As a crosscheck, we could also add the voltage across the inductor to \(E_2\):

\[v_b = 18\angle 90^{\circ} V +i_2 j 400\Omega \nonumber \]

\[v_b = 18\angle 90^{\circ} V +32.5E-3\angle −52.8^{\circ} A j400 \Omega \nonumber \]

\[v_b \approx 27.85\angle 68.2^{\circ} V \nonumber \]

Comparison of Nodal and Mesh

Having covered both nodal and mesh in some detail, it is fair to look at the two techniques to gauge their strengths and weaknesses. Compared to nodal analysis, mesh analysis has the advantage of dealing with impedances rather than admittances when writing the system of equations. Further, the mesh inspection method works with voltage sources, which tends to be convenient for many circuits, while the nodal inspection method requires current sources. On the down side, the resulting set of mesh currents requires further processing in order to find either branch currents or node voltages.
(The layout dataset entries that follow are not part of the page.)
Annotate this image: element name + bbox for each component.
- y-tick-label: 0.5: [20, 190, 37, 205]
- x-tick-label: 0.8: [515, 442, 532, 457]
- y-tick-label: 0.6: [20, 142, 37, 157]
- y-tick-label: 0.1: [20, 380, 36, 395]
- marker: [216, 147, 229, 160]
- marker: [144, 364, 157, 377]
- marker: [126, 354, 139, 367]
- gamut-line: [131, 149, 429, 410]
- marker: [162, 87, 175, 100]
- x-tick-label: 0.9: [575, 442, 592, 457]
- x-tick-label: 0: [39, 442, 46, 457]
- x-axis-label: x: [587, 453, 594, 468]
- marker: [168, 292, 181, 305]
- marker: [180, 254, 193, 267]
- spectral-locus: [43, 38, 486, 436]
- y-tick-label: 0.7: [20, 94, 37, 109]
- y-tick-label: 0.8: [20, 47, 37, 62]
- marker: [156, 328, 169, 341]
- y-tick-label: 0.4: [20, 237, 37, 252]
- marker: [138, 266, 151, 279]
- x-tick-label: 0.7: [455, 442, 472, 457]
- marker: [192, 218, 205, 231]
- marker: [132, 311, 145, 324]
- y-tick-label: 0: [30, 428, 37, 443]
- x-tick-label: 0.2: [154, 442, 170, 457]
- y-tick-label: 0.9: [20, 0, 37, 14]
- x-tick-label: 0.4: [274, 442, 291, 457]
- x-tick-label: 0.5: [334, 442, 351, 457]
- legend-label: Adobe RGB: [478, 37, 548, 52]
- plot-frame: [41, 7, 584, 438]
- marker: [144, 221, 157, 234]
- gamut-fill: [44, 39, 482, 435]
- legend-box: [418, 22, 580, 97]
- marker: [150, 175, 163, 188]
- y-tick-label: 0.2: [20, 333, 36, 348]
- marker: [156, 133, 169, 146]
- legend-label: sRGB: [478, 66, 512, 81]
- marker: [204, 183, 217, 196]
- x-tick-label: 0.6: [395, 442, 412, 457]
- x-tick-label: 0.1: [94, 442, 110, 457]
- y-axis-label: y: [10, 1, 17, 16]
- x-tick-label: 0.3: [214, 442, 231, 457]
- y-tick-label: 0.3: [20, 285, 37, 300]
In contrast, nodal analysis produces node voltages directly with no further processing. Mesh also has the disadvantage of being limited to planar circuits while there is no such limit to nodal. Ultimately, instead of thinking in terms of which technique is “better” overall, it is more efficient to use the proper tool for the job at hand. For example, if a circuit is populated with voltage sources, mesh might be the more efficient route, especially if specific currents are desired. On the other hand, if you need to find voltages in a circuit that contains numerous current sources, nodal would be more effective.